Just after the foot and mouth outbreak, when the vets had first arrived and everyone was feeling rather confused, I set off for Kintra, and because of a contretemps with a couple of rivals, I
stayed there rather longer than I had expected. A couple of days in fact. Returning home one afternoon and feeling, I may say, rather the worse for wear, I found Puddy at the front gate, talking to
two of the vets.
‘We have absolutely no contacts with anything outside our own land,’ I could hear her saying. ‘I never even take the pony out. So you can’t think that the goats are
likely to be infected. Nothing from here goes anywhere else.’
Imagine how I felt as I approached the gate! It was too late to slip away and hide, for already I had been seen. I could feel Puddy looking at me in dismay and anxiety, and I knew the vets were
looking at me too. She went on talking to distract their attention. I climbed under the gate, and very carefully and deliberately walked in a circle round the disinfected straw. It was the best I
could do, to undo the wrong I had done, though I hated the smell of the disinfectant, and knew that I would hate still more licking it off my paws. It might even kill me, but if I had brought germs
to my dear friends, I deserved to die.
I was so ashamed that I scarcely went near the house for days, except for meals. I lived in daily dread that one of our animals would break out with the disease. I told Corrie something of my
fears, but not everything, for I did not want to distress her kindly heart too deeply. She was already much upset, for all round us the still, quiet countryside seemed to impress on us, in its
strange silence, the catastrophe that had befallen our land.
Then one day, with my anxiety almost at breaking point, Puddy came out and untethered the goats. ‘We’re out of quarantine. We’re safe,’ she told them delightedly, and
Arnish rose up on her hind legs and dived down on Flora, just for the sheer joy of being released from captivity. Whether she knew the reason for that tether, I have no idea, but I overheard her
saying to Flora that this was the result of having Tories in power. It was a shocking statement, but I had long ago found that politically-minded people don’t care at all what outrageous and
untrue statements they make about one another, so it’s no use getting upset about it. However, I resolved that I would avoid politics, and so avoid having to tell a pack of lies to my
friends.
It would be a while before the people whose animals had been destroyed would be allowed to restock, so the air of sadness hung over the district for some time. Those few who, like us, had
escaped, talked in hushed voices of their good fortune, and of their sympathy for the ones who suffered.

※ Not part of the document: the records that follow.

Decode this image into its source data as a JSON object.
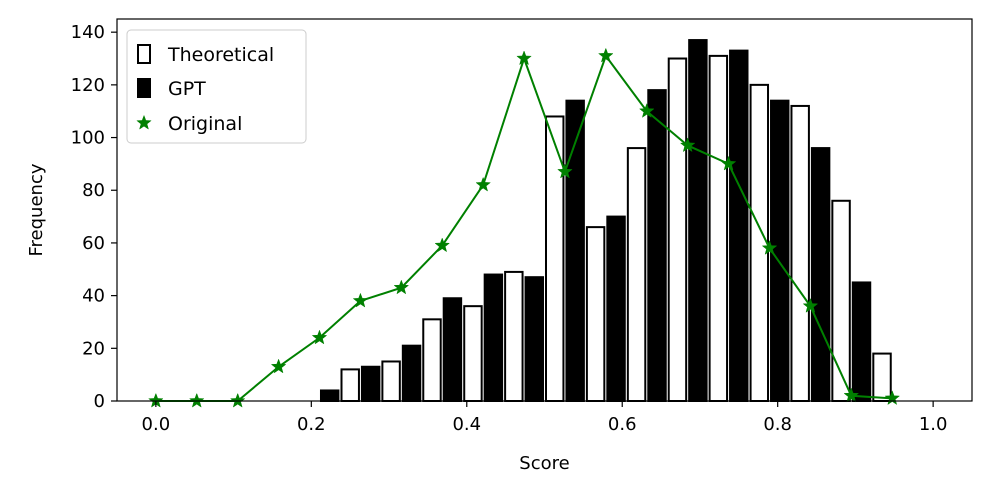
{
  "chart_data": {
    "type": "bar",
    "xlabel": "Score",
    "ylabel": "Frequency",
    "xlim": [
      -0.05,
      1.05
    ],
    "ylim": [
      0,
      145
    ],
    "xticks": [
      0.0,
      0.2,
      0.4,
      0.6,
      0.8,
      1.0
    ],
    "xtick_labels": [
      "0.0",
      "0.2",
      "0.4",
      "0.6",
      "0.8",
      "1.0"
    ],
    "yticks": [
      0,
      20,
      40,
      60,
      80,
      100,
      120,
      140
    ],
    "ytick_labels": [
      "0",
      "20",
      "40",
      "60",
      "80",
      "100",
      "120",
      "140"
    ],
    "bin_width": 0.0526,
    "bin_centers": [
      0.0,
      0.0526,
      0.1053,
      0.1579,
      0.2105,
      0.2632,
      0.3158,
      0.3684,
      0.4211,
      0.4737,
      0.5263,
      0.5789,
      0.6316,
      0.6842,
      0.7368,
      0.7895,
      0.8421,
      0.8947,
      0.9474
    ],
    "legend_position": "top-left",
    "series": [
      {
        "name": "Theoretical",
        "kind": "bar",
        "style": "hollow",
        "color": "#000000",
        "values": [
          0,
          0,
          0,
          0,
          0,
          12,
          15,
          31,
          36,
          49,
          108,
          66,
          96,
          130,
          131,
          120,
          112,
          76,
          18
        ]
      },
      {
        "name": "GPT",
        "kind": "bar",
        "style": "filled",
        "color": "#000000",
        "values": [
          0,
          0,
          0,
          0,
          4,
          13,
          21,
          39,
          48,
          47,
          114,
          70,
          118,
          137,
          133,
          114,
          96,
          45,
          0
        ]
      },
      {
        "name": "Original",
        "kind": "line",
        "marker": "star",
        "color": "#008000",
        "values": [
          0,
          0,
          0,
          13,
          24,
          38,
          43,
          59,
          82,
          130,
          87,
          131,
          110,
          97,
          90,
          58,
          36,
          2,
          1
        ]
      }
    ]
  }
}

The disinfectant tubs were removed from the gates (the straw had blown away from the drive long ago) – and the urgent notices warning people about infected property were removed. Corrie
was taken out on the road and sweated so much with the little scrap of exercise that Puddy had a fit of worrying about her, fearing she might get pneumonia. Carla continued to slink away, avoiding
walks. Peter and Iain chewed the cud and appeared not to know anything had ever been amiss, and Arnish redoubled her propaganda about the New Era.